Although the milk price had rebounded from last year’s lows, it is still lower than the cost of production, says Ms van Keimpema.

Europe is one of the world’s leading milk producers, accounting for about a quarter of total output, and a push to increase supply and sell it on the export market has had a big impact on the international market, say analysts.

“The [EU milk] market is trying to find its balance again,” explains Kevin Bellamy, analyst at Rabobank, the Dutch bank which is a key lender to the agricultural sector. With Europe back in the international market, “the level of volatility is much higher than we’ve historically seen”, he adds.

Although the region’s sugar producers are not as big as their milk counterparts, they are still substantial players, producing about 10 per cent of the world’s supply, trailing only Brazil and India.

With the region’s large sugar companies, including Tereos, Cristal Union and Suedzucker, offering farmers higher prices for their sugar, production in the coming 2017-18 season could increase 10 to 20 per cent from the previous 16.6m tonnes, analysts estimate.

The EU, previously a net sugar importer of about 2m tonnes, is poised to become a net sugar exporter of about 2m tonnes, says Robin Shaw, an analyst at commodity brokers Marex Spectron.

Luckily for Europe’s sugar farmers, deregulation comes at a time when the world sugar market has been extremely tight, with two consecutive years of shortages.
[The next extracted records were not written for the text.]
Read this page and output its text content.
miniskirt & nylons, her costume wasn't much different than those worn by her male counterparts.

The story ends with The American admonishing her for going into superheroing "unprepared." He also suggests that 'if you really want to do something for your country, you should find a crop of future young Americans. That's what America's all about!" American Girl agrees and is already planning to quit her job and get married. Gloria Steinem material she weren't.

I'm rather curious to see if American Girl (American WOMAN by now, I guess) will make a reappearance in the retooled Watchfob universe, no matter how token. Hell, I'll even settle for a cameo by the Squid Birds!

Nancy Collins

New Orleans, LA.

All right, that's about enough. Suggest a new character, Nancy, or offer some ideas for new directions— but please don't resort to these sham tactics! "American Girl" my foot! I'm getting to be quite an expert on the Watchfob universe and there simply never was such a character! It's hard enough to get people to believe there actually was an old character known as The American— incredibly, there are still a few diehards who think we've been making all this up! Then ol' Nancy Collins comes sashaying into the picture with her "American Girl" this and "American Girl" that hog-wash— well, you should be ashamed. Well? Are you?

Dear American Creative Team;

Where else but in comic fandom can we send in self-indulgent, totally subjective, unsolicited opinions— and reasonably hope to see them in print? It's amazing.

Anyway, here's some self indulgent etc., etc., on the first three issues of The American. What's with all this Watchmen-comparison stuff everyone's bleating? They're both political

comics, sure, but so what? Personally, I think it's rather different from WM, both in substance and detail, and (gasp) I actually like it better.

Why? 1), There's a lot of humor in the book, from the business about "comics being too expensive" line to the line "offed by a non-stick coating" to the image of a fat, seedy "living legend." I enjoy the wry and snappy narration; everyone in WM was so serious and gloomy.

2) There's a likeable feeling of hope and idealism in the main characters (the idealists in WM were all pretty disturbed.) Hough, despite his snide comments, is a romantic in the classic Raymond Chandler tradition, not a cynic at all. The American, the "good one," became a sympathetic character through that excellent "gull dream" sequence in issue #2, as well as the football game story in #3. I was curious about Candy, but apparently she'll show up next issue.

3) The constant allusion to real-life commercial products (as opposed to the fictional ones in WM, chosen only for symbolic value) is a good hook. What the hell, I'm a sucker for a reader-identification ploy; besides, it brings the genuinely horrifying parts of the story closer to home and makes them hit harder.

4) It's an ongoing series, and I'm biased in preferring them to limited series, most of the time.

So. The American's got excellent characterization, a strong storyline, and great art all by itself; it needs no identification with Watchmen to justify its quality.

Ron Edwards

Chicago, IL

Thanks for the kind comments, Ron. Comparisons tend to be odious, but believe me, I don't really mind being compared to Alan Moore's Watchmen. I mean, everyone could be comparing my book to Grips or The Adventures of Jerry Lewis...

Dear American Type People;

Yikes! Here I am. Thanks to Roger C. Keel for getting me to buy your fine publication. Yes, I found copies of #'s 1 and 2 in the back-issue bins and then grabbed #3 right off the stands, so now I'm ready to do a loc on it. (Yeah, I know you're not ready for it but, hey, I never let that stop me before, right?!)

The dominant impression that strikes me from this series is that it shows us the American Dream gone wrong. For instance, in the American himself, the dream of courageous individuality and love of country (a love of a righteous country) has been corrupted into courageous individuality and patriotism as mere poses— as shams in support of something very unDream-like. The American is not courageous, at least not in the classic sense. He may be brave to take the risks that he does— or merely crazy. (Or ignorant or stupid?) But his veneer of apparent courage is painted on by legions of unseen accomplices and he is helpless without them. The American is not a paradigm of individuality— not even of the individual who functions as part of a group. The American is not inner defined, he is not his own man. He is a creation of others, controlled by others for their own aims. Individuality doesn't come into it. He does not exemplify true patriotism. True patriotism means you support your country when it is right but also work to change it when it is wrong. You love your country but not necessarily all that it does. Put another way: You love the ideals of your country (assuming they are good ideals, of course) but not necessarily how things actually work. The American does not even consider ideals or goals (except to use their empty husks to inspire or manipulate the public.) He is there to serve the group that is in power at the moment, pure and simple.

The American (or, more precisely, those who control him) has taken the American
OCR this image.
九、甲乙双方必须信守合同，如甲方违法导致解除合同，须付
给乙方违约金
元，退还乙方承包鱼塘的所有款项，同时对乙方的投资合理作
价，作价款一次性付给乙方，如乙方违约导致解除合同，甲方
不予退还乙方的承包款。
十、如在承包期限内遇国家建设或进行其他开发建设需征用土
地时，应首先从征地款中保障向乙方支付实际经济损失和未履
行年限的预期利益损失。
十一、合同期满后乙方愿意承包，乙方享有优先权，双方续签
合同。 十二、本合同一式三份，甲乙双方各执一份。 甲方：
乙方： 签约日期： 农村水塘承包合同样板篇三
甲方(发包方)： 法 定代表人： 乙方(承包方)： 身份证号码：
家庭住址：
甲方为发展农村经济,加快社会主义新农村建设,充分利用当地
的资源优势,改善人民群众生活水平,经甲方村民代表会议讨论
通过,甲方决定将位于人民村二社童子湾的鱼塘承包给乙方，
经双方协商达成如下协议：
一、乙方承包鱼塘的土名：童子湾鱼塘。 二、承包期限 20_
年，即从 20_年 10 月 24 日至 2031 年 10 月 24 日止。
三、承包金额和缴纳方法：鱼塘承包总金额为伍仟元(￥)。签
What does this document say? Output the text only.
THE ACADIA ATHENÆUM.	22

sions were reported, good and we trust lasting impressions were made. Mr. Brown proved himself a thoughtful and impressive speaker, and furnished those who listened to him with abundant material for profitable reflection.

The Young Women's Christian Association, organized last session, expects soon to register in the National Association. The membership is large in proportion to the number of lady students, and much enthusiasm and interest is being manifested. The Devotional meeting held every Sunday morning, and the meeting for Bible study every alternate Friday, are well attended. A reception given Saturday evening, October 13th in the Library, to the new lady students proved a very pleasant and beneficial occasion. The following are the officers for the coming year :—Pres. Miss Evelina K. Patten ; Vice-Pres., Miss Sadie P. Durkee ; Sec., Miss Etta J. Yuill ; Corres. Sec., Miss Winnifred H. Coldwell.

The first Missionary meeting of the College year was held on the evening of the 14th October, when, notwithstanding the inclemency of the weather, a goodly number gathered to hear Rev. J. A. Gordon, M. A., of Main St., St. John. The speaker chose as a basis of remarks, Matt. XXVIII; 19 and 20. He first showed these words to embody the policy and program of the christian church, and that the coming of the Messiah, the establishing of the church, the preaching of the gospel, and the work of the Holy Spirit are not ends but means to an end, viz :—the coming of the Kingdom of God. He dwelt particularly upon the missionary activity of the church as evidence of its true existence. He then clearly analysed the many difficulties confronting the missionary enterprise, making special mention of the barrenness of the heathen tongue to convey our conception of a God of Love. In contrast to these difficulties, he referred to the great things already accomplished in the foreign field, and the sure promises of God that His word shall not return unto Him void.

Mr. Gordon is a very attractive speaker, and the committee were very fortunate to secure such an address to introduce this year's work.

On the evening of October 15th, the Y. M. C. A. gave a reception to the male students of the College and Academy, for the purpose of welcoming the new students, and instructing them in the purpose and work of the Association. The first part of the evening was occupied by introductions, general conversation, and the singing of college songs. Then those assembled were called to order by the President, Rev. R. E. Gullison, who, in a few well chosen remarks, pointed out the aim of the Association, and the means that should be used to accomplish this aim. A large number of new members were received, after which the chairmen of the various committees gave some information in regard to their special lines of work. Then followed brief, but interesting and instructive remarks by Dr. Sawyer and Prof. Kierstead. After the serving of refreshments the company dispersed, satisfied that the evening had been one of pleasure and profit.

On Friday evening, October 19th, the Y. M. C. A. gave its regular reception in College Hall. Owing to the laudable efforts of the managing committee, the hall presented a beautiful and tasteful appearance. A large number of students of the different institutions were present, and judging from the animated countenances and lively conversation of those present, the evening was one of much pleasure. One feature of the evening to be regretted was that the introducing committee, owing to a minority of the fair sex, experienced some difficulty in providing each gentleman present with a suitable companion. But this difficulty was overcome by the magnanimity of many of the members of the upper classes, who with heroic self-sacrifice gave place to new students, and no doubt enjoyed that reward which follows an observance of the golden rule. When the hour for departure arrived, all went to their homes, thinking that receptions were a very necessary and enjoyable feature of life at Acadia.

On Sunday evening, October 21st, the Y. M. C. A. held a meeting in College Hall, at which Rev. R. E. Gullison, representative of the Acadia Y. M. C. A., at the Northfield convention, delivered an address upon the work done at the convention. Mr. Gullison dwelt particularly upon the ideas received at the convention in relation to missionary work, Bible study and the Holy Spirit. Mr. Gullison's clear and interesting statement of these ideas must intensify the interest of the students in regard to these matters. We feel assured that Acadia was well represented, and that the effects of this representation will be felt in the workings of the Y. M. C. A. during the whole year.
International sugar prices jumped more than a third last year, with the New York benchmark trading at about 20.50 cents a pound. “The market needs the extra sugar from Europe,” says Mr Shaw.

Growers in France and the UK are likely to lead the push for more acreage to be planted. France, the EU’s largest producer, is expected to increase its planted area by 15 per cent, raising production by 17 per cent, and the UK will increase its acreage by a third with output growing almost 40 per cent, according to estimates by Kingsman, the sugar analysts now part of S&P Global Platts.

However, even a tight market can quickly become oversupplied. Claudiu Covrig at Kingsman says that production in the large sugar exporters, which had been hit by dry weather over the past few years, could rebound. “Brazil and Thailand look better and India also looks like it’s going to recover,” he says.

“How much Europe can export will depend on what the international market looks like. The current levels look good for Europe, but if it’s below 18 cents per pound then Europe is not competitive.”

Unlike dairy farmers, European sugar growers have the flexibility to turn to other crops if sugar prices fall. European sugar is produced from beet, an annual crop grown from seeds, and farmers can opt to sow wheat or rape if they offer better returns.

Nevertheless, that does not assure them profitability, especially if the prices for all crops are in the doldrums.

In the dairy market, the EU last year stepped in to buy some supplies to support prices, while introducing voluntary cuts by compensating farmers for not producing milk. The European Milk Board wants a system put in place where mandatory cuts are enforced if voluntary reduction does not work.

Ms van Keimpema’s advice to the region’s sugar growers is that some sort of flexible central regulation is needed: “Make sure you have a tool to also put on the brakes when overproduction is threatening prices.”